Sir Steve Webb, the former Pensions Minister, pointed out how the tax take was buried in the Treasury’s Red Book and will affect those with savings products such as endowments and 'whole of life' policies with insurance companies.
While it will only hit people for around £50 a year, given it will affect millions of savers, it will bring in a large amount of money for the Exchequer.
Now director of policy at the pension and investment provider Royal London, Sir Steve said: “This is a tax raid on ordinary hard-working savers. What sounded like a technical Budget change will take millions of pounds from people who have been faithfully saving for years.”
Currently, insurance companies have to collect tax for the Treasury when investments go above inflation. However, the change means that from next year, tax will be payable on the whole return, up to and beyond inflation.
“This is not a tax on fat cats or City firms but on people who have done the right thing and made sacrifices. The Government needs to think again about this policy,” insisted Sir Steve, a former Liberal Democrat MP.
Royal London has calculated the move could affect up to three million of its own policyholders and many millions more across the whole insurance sector.
However, Treasury sources said the move was meant to bring into line the treatment of capital gains by companies with those of individuals.
They pointed out how insurance companies could choose to pay the tax themselves rather than the cost being borne by their customers.
The freezing of the indexation allowance on Corporation Tax will bring in £525m by 2023.
Meanwhile, MPs have launched an inquiry into how retirement savings plans, which are common in countries such as the Netherlands, Denmark and Canada, might work in the UK.
The Commons Work and Pensions Committee will look at whether "defined ambition" pension schemes could help tackle retirement savings problems.
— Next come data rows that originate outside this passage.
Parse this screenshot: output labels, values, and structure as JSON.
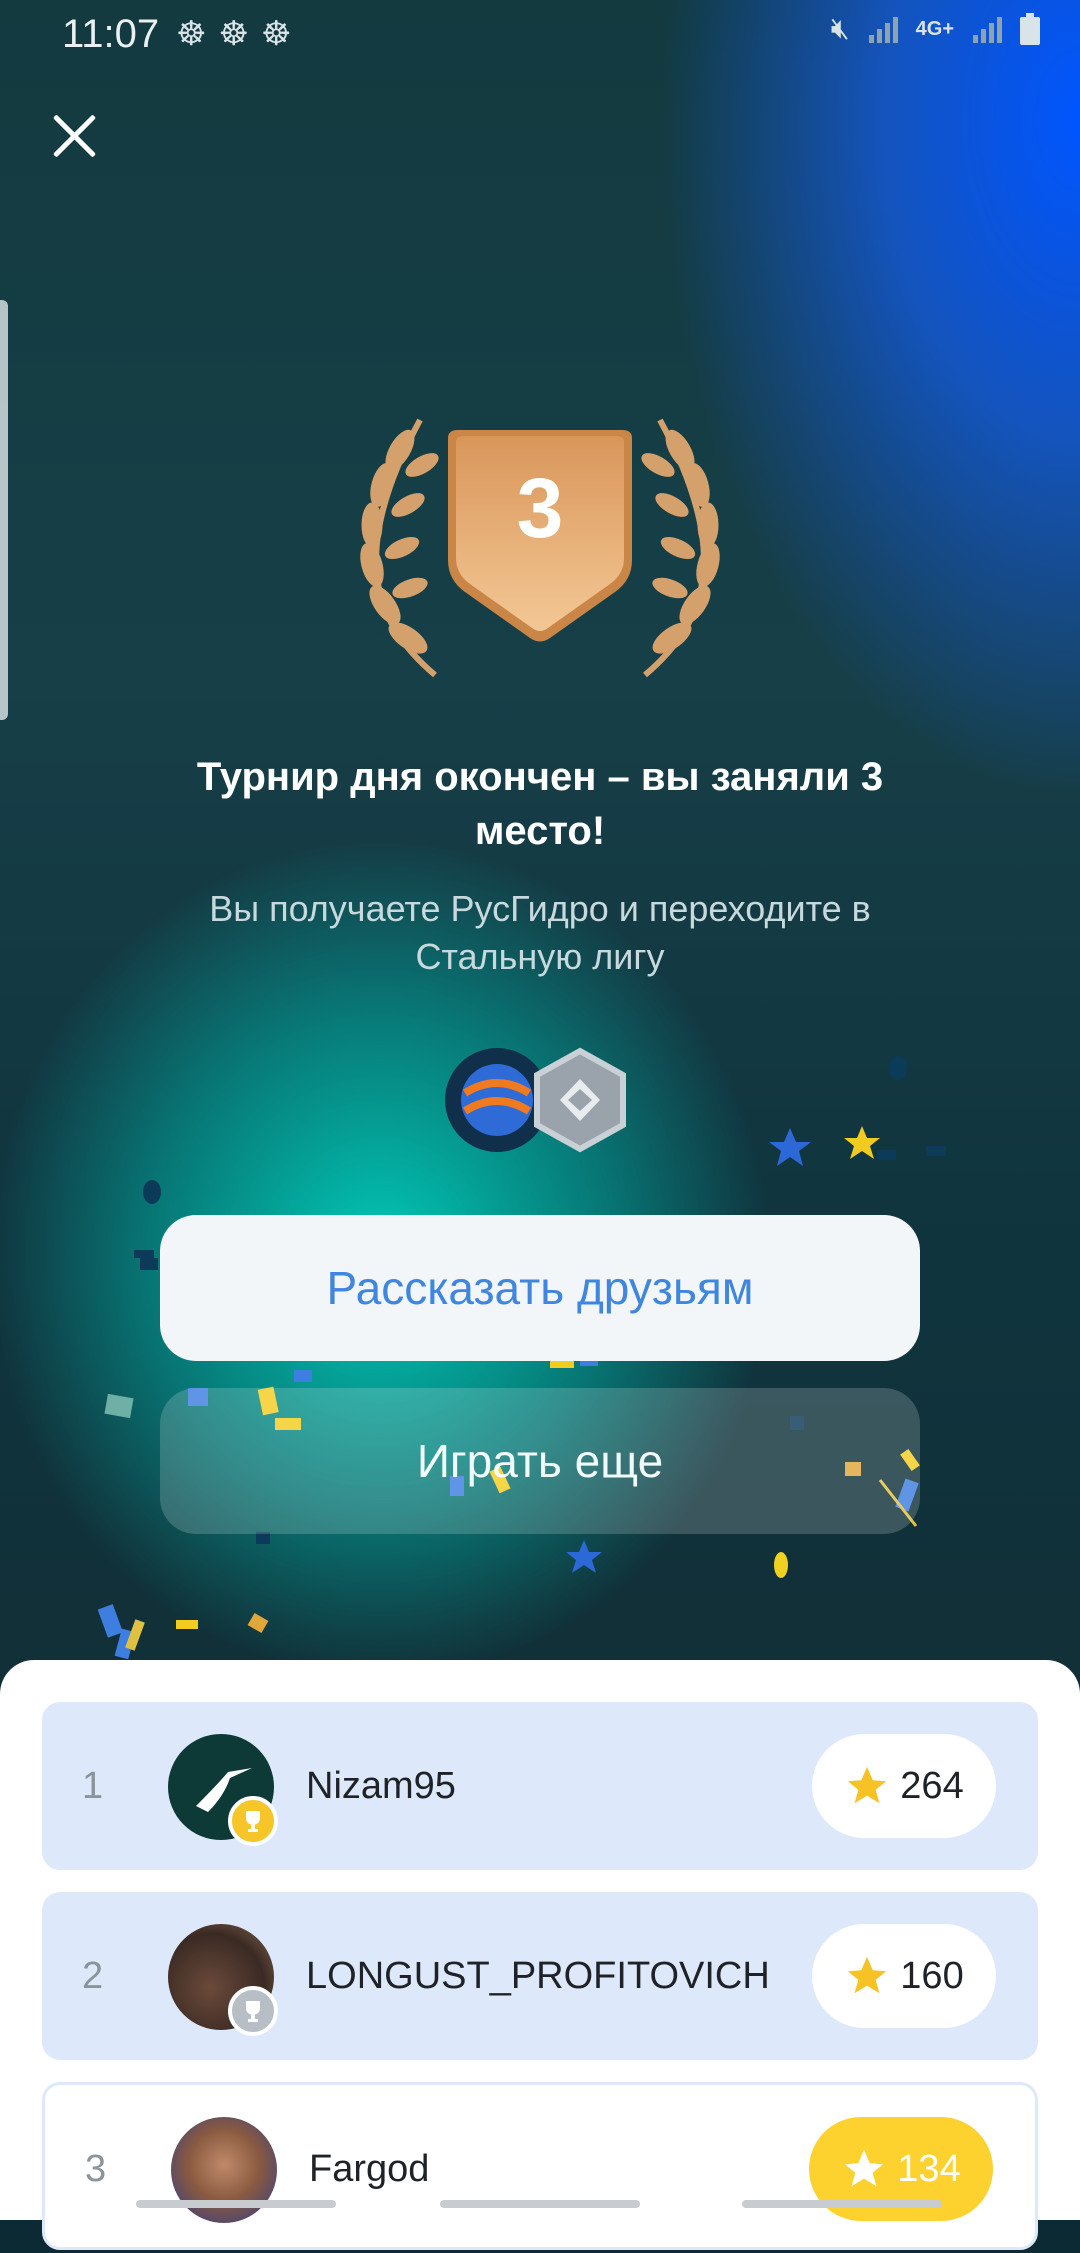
{
  "status_bar": {
    "time": "11:07",
    "left_icons": [
      "app-notification-icon",
      "app-notification-icon",
      "app-notification-icon"
    ],
    "right_icons": [
      "mute-icon",
      "signal-icon",
      "4g-plus-icon",
      "signal-icon",
      "battery-icon"
    ],
    "network": "4G+"
  },
  "result": {
    "place": "3",
    "title": "Турнир дня окончен – вы заняли 3 место!",
    "subtitle": "Вы получаете РусГидро и переходите в Стальную лигу",
    "colors": {
      "medal": "#e0a063",
      "accent_blue": "#3e86de",
      "leaf": "#d4a16c"
    }
  },
  "buttons": {
    "share_label": "Рассказать друзьям",
    "play_again_label": "Играть еще"
  },
  "leaderboard": {
    "rows": [
      {
        "rank": "1",
        "name": "Nizam95",
        "score": "264",
        "badge": "gold-trophy-icon"
      },
      {
        "rank": "2",
        "name": "LONGUST_PROFITOVICH",
        "score": "160",
        "badge": "silver-trophy-icon"
      },
      {
        "rank": "3",
        "name": "Fargod",
        "score": "134",
        "badge": ""
      }
    ]
  }
}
This type of scheme is regarded as a middle ground option between defined benefit schemes such as final salary pensions, which promise savers a certain level of income when they retire, and the increasingly common defined contribution pension schemes, where savers bear the risk of how much retirement income they will end up with.
Defined ambition schemes have a target or ambition amount they will pay out, based on a long-term, mixed risk investment plan.
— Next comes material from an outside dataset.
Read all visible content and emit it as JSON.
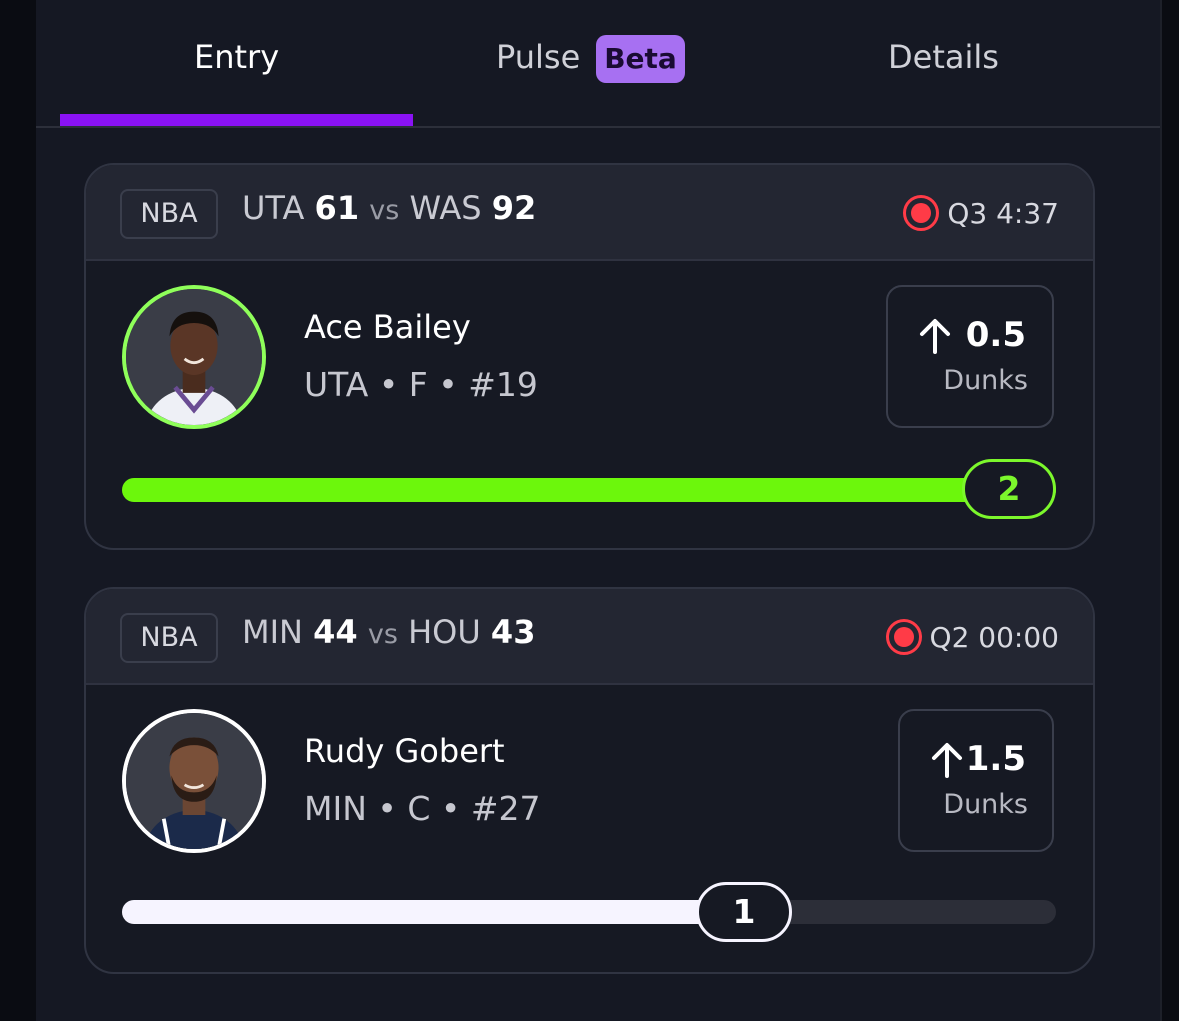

They aim to pay out an adequate level of index-linked pension for life - but this is an ambition rather than a contractual guarantee.
Labour’s Frank Field, who chairs the committee, said: "What the select committee is aiming for is to retain some of the best features of company schemes in a different age when employers are no longer willing or able to sustain the burden of final salary promises to employees, who could instead club together and pool the risk themselves."
The committee is inviting evidence on questions such as whether savers would understand and trust income "ambition" and whether there is an appetite among employers and the UK pensions industry to deliver such schemes.